The effects of the English Reformation could still be felt in Herbert’s time in the form of Puritan factions. A splinter group that rejected holdovers from Catholicism in the Church of England’s practices, the Puritans championed iconoclasm and pushed for more drastic religious reforms. As Puritan clergyman Henry Ainsworth wrote in 1611, worshipping images meant “mixing men’s ‘own inventions’ with the ordinances of God” and amounted to service of the devil.

The changing tide of the English church’s practices and attitudes aside, Herbert’s remarkable shaped poetry was part of a much longer tradition. In Europe, poets had shaped their words into pictures—and religious pictures in particular—since ancient times. The Temple also had early medieval ancestors called figural or figured poems.

A figured poem by the ninth-century Frankish poet Rabanus Maurus
A figured poem by the ninth-century Frankish poet Rabanus Maurus British Library
A figured poem by Maurus
A figured poem by Maurus Public domain via Wikimedia Commons

These compositions look like modern word searches. They feature colored images drawn over grids of letters. Figured poems are doubly impressive because, unlike word searches, the background grid doesn’t just consist of random letters, but text in Latin. So, each figured poem actually contains two poems: one in the background grid and a second inside the pictures drawn over the grid. One such poem by the ninth-century Frankish writer Rabanus Maurus features a worshiper kneeling beneath a cross. The words inside the drawing of the worshiper, “Rabanum memet clemens rogo Christe tuere o pie judicio,” translate to “Christ, o pious and merciful in your judgment, keep me, Rabanus, I pray, safe.

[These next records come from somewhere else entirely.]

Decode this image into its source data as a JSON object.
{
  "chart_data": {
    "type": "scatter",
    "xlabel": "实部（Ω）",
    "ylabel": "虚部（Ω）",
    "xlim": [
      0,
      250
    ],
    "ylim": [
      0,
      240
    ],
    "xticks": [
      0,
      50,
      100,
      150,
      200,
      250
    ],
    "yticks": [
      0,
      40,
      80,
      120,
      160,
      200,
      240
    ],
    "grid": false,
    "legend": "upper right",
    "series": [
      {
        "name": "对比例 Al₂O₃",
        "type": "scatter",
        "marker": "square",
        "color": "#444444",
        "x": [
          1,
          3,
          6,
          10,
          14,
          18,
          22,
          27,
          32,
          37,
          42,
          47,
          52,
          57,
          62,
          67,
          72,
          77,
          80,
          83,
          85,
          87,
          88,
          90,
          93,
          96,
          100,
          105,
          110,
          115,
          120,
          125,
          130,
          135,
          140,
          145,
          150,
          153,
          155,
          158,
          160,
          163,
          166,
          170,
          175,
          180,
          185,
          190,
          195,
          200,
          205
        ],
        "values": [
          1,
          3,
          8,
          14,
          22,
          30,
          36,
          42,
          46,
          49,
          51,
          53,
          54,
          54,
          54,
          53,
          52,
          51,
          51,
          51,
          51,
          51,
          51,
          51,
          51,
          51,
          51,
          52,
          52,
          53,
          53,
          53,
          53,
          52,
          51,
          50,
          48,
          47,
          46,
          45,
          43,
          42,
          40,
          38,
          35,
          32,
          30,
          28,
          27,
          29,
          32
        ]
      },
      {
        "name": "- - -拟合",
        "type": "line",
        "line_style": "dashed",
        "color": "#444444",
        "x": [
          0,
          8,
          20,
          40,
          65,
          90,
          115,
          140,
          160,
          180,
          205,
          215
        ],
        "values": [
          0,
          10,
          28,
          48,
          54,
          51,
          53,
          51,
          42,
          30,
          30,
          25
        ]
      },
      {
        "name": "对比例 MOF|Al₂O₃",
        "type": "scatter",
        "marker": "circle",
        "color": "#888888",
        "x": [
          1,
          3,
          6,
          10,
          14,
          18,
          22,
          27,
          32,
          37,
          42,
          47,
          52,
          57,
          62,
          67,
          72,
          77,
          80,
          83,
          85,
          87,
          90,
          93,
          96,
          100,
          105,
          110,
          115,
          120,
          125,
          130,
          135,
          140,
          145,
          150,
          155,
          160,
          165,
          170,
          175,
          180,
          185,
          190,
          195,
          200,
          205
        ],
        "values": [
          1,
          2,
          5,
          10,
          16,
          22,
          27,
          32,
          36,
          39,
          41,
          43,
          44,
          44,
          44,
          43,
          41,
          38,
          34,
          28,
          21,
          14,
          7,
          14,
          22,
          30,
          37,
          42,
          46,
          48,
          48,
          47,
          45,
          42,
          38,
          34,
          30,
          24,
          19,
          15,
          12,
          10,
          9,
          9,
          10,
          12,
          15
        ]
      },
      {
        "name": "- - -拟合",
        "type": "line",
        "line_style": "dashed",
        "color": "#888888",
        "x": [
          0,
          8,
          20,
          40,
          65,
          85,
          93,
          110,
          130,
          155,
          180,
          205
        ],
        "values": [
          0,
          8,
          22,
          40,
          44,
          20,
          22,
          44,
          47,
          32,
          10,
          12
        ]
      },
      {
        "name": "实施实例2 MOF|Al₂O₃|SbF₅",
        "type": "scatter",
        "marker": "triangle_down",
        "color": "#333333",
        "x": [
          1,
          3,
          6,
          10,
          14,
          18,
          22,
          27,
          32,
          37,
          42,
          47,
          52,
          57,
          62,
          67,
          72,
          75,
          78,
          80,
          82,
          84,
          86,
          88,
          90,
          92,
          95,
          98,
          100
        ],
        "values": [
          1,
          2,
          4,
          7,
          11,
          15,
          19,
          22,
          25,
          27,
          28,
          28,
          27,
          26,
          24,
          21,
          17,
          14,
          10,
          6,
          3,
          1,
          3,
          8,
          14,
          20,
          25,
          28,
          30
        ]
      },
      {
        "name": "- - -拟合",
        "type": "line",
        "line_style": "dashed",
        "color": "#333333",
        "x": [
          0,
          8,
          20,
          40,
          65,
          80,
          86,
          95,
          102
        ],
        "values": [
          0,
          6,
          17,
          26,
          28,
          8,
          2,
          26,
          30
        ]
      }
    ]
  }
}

That Herbert’s beautiful poems are part of a lengthy history speaks to the power of human imagination. Ultimately, the English Reformation’s tyrannical stranglehold on images was no match for the fact that people’s minds are always painting pictures. In place of the images the iconoclasts destroyed, new and inventive art grew. These poems also survive as evidence that, while literature draws pictures in the mind, some writers also quite literally used words to draw pictures on the page.